La salud mental es una parte esencial del autocuidado y, precisamente por eso, muchas veces se descuida, aunque sea la base que sostiene todo lo demás.
No hablamos únicamente de crisis o colapsos emocionales. Muchas veces, el desgaste aparece de forma silenciosa, a través de la acumulación constante de las exigencias del día a día.
Cansancio mental: cuando dormir ya no es suficiente
Existe un tipo de cansancio que ni siquiera una buena noche de sueño consigue solucionar. Te despiertas y la sensación sigue ahí: irritabilidad sin motivo aparente, dificultad para concentrarte y falta de interés por cosas que antes disfrutabas.
Es la forma que tiene el cuerpo de avisarte de que la mente ha llegado a su límite.
Para quienes trabajan en profesiones que exigen presencia constante, buena imagen y disponibilidad emocional, esa presión puede ser todavía mayor. Por eso, reconocer las señales de agotamiento mental es el primer paso para evitar el desgaste total.

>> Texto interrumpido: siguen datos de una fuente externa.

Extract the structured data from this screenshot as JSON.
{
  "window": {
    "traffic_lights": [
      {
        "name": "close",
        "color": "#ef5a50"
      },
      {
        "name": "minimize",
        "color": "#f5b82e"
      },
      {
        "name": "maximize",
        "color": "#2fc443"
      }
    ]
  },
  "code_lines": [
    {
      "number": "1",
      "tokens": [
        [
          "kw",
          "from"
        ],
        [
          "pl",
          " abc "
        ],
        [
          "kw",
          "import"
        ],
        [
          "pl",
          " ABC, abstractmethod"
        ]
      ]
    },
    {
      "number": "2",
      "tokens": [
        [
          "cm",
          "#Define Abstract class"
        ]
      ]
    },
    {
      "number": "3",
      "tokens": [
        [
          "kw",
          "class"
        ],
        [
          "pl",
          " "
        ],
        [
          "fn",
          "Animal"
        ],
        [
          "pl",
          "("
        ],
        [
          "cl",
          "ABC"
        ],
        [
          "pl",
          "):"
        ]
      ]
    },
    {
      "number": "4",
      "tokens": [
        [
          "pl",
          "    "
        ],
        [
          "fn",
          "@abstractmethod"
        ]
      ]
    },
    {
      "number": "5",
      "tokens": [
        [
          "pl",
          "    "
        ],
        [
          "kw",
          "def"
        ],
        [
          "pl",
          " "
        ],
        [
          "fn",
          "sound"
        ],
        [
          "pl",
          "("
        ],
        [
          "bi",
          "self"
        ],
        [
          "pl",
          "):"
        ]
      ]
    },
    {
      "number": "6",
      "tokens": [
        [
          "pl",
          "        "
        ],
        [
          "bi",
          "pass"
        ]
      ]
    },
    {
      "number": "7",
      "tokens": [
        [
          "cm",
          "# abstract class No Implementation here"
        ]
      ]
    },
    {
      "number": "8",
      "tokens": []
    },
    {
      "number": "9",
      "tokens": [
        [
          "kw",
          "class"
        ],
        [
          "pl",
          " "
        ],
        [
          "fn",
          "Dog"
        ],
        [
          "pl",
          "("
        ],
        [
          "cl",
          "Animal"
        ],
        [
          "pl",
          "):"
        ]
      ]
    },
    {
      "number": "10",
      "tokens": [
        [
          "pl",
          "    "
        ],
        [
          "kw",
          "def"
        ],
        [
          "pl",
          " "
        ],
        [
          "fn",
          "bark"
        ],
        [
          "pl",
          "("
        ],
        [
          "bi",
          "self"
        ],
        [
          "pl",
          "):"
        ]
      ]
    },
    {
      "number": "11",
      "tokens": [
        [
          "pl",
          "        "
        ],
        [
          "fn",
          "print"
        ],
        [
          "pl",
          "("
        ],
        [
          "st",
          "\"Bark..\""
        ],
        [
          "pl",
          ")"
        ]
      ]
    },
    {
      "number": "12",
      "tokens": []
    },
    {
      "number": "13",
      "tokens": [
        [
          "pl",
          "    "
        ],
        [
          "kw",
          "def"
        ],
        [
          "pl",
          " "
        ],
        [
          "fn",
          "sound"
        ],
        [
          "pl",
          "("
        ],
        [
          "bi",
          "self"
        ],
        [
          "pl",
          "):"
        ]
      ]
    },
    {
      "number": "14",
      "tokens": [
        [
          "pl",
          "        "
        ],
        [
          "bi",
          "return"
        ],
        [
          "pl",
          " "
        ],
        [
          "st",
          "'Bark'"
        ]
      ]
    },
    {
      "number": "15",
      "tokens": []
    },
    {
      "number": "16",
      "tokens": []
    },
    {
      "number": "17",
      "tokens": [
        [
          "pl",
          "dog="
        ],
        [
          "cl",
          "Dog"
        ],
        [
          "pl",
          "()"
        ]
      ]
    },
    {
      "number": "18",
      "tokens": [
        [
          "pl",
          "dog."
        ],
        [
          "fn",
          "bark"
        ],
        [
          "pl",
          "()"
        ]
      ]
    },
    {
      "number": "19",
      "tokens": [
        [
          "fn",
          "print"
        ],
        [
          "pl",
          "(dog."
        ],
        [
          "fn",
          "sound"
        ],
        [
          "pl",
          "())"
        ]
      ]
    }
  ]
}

Cómo darle un respiro a la mente en el día a día
La idea no es “dejar la mente en blanco”, porque eso es un mito. El verdadero objetivo es darle al cerebro algo diferente que procesar.
Puede ser una ducha relajante entre compromisos, un paseo sin mirar el móvil o ver una serie simplemente porque te apetece. Son pequeños rituales que ayudan al cerebro a entender que el momento de trabajo ya ha terminado.
Poner límites entre la vida personal y la profesional, aunque sean simbólicos, no es exagerado: es una forma de proteger tu bienestar emocional.
Redes sociales y salud mental: la comparación que desgasta
Cuando observas la vida de los demás siempre editada, filtrada y aparentemente perfecta es fácil sentir que te estás quedando atrás.
El problema no es mirar a los demás. El verdadero peligro aparece cuando utilizas esas imágenes como referencia para medir tu propio valor.
Antes de abrir cualquier red social, hazte una pregunta sencilla: “¿qué estoy buscando aquí realmente?”
Si la respuesta es simplemente “estoy mirando el feed sin pensar”, cerrar la aplicación ya puede ser un acto de autocuidado.
La terapia no es solo para quien está en crisis
La terapia es, sobre todo, un espacio seguro para ser tú misma, sin juicios, exigencias ni necesidad de aparentar.
No hace falta tocar fondo para pedir ayuda. Igual que no esperas a tener un dolor insoportable para ir al dentista, tampoco deberías esperar al límite para cuidar tu salud mental.
La salud mental también es autocuidado y merece la misma atención que le damos al cuerpo.
Cuidar de tu mente no es una señal de debilidad. Al contrario: es lo que sostiene todo lo que construyes.
En Skokka valoramos a las profesionales que se conocen, se respetan y se cuidan, porque es precisamente de ese bienestar de donde nace la verdadera autonomía.